The Iran war is expected to bite: Beijing's deputy statistics commissioner Mao Shengyong conceded China 'will definitely be affected to some degree' by the energy shock, which compresses margins in an already hyper-competitive industrial sector while easing deflationary pressure. Xi Jinping is due to meet Donald Trump in Beijing in mid-May, with markets hoping the year-long trade truce will be extended. Coface and the Conference Board flagged fading fiscal support and cautious homebuyers as the main domestic headwinds. Source: Financial Times, 16 April 2026, Joe Leahy, Wenjie Ding, Haohsiang Ko and Thomas Hale.

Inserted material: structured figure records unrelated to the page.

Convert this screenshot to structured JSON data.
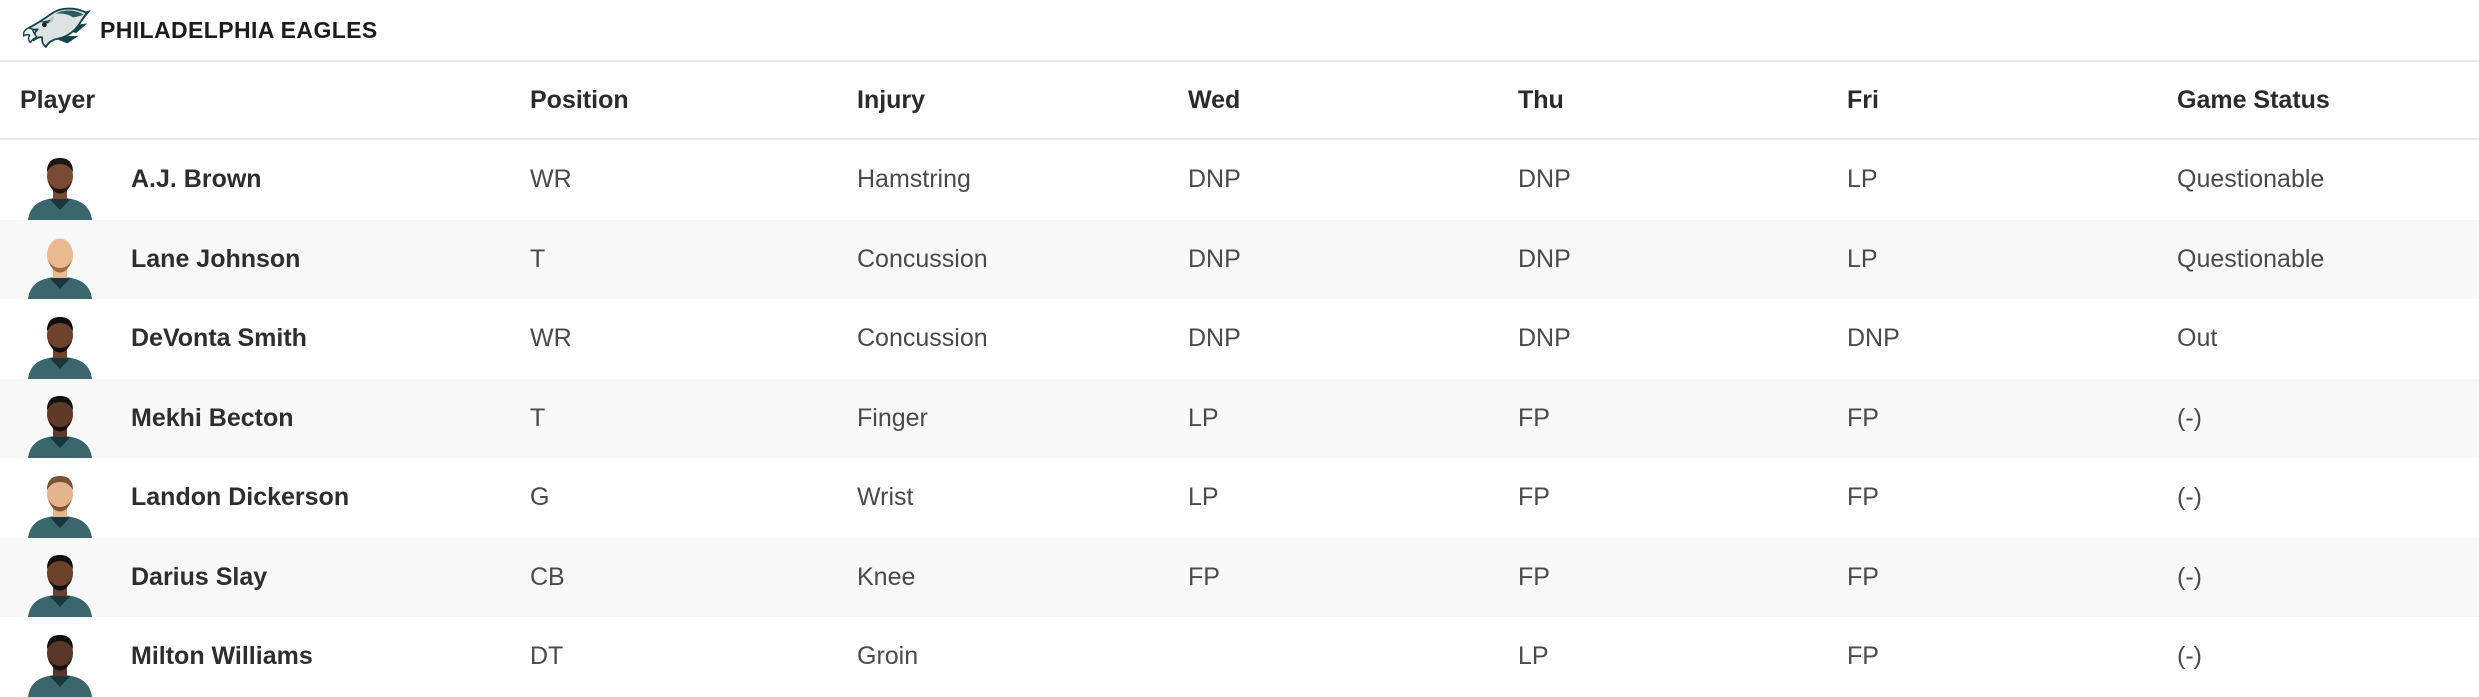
{
  "team_header": {
    "title": "PHILADELPHIA EAGLES"
  },
  "colors": {
    "stripe": "#f8f8f8",
    "border": "#e9e9e9",
    "header_text": "#2b2b2b",
    "cell_text": "#4a4a4a",
    "name_text": "#2e2e2e",
    "jersey": "#3a666c",
    "jersey_collar": "#16383c",
    "logo_dark_teal": "#16444b",
    "logo_silver": "#dde2e3"
  },
  "table": {
    "columns": [
      {
        "key": "player",
        "label": "Player"
      },
      {
        "key": "position",
        "label": "Position"
      },
      {
        "key": "injury",
        "label": "Injury"
      },
      {
        "key": "wed",
        "label": "Wed"
      },
      {
        "key": "thu",
        "label": "Thu"
      },
      {
        "key": "fri",
        "label": "Fri"
      },
      {
        "key": "game_status",
        "label": "Game Status"
      }
    ],
    "rows": [
      {
        "player": "A.J. Brown",
        "position": "WR",
        "injury": "Hamstring",
        "wed": "DNP",
        "thu": "DNP",
        "fri": "LP",
        "game_status": "Questionable",
        "avatar": {
          "skin": "#7a4a32",
          "hair": "#1c1714",
          "beard": "#1c1714"
        }
      },
      {
        "player": "Lane Johnson",
        "position": "T",
        "injury": "Concussion",
        "wed": "DNP",
        "thu": "DNP",
        "fri": "LP",
        "game_status": "Questionable",
        "avatar": {
          "skin": "#e9b98f",
          "hair": null,
          "beard": "#9a6b42"
        }
      },
      {
        "player": "DeVonta Smith",
        "position": "WR",
        "injury": "Concussion",
        "wed": "DNP",
        "thu": "DNP",
        "fri": "DNP",
        "game_status": "Out",
        "avatar": {
          "skin": "#6e422c",
          "hair": "#0e0e0e",
          "beard": "#0e0e0e"
        }
      },
      {
        "player": "Mekhi Becton",
        "position": "T",
        "injury": "Finger",
        "wed": "LP",
        "thu": "FP",
        "fri": "FP",
        "game_status": "(-)",
        "avatar": {
          "skin": "#5f3a28",
          "hair": "#120f0d",
          "beard": "#120f0d"
        }
      },
      {
        "player": "Landon Dickerson",
        "position": "G",
        "injury": "Wrist",
        "wed": "LP",
        "thu": "FP",
        "fri": "FP",
        "game_status": "(-)",
        "avatar": {
          "skin": "#e4b48d",
          "hair": "#7a5436",
          "beard": "#7a5436"
        }
      },
      {
        "player": "Darius Slay",
        "position": "CB",
        "injury": "Knee",
        "wed": "FP",
        "thu": "FP",
        "fri": "FP",
        "game_status": "(-)",
        "avatar": {
          "skin": "#6b4129",
          "hair": "#101010",
          "beard": "#101010"
        }
      },
      {
        "player": "Milton Williams",
        "position": "DT",
        "injury": "Groin",
        "wed": "",
        "thu": "LP",
        "fri": "FP",
        "game_status": "(-)",
        "avatar": {
          "skin": "#59362a",
          "hair": "#14100e",
          "beard": "#14100e"
        }
      }
    ]
  }
}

The story in one line: China printed Q1 2026 GDP growth of 5% — above consensus — powered by high-tech manufacturing and exports, even as domestic consumption and property remained soft and the Iran war threatens external demand.

Key numbers

  • Q1 2026 GDP: +5% year-on-year (vs Bloomberg consensus 4.8%; Q4 2025: +4.5%).
  • Government full-year target: 4.5% to 5%.
  • March industrial output: +5.7% YoY (vs 5.3% expected).
  • Equipment manufacturing: +8.9% in Q1; high-tech manufacturing: +12.5%.
  • 3D printing equipment +54%; lithium-ion batteries +40.8%; industrial robots +33.2%.
  • Retail sales (March): +1.7% (vs 2.4% expected).
  • Property investment: -11.2% YoY. Fixed asset investment: +1.7%.
  • Capital Economics’ China activity proxy: only +3% in Jan-Feb.

Why it matters

The composition of growth matters more than the headline. Almost all the acceleration came from industry and construction, with strength in advanced manufacturing and green tech — the Party’s ‘new quality productive forces’. Property remains in deep contraction and consumer sentiment is tentative despite subsidy-fuelled spending early in 2025. The Iran war is a double-edged sword: higher oil prices drag domestic demand but boost demand abroad for Chinese green-tech exports. That makes the economy more externally dependent just as trade diplomacy with Washington enters a sensitive phase, with a Xi–Trump meeting expected in mid-May.

Takeaway

China is holding the 5% line, but the growth mix tilts further toward export-led industrial output. Watch the May summit outcome and whether Beijing extends consumer subsidies to re-ignite domestic demand.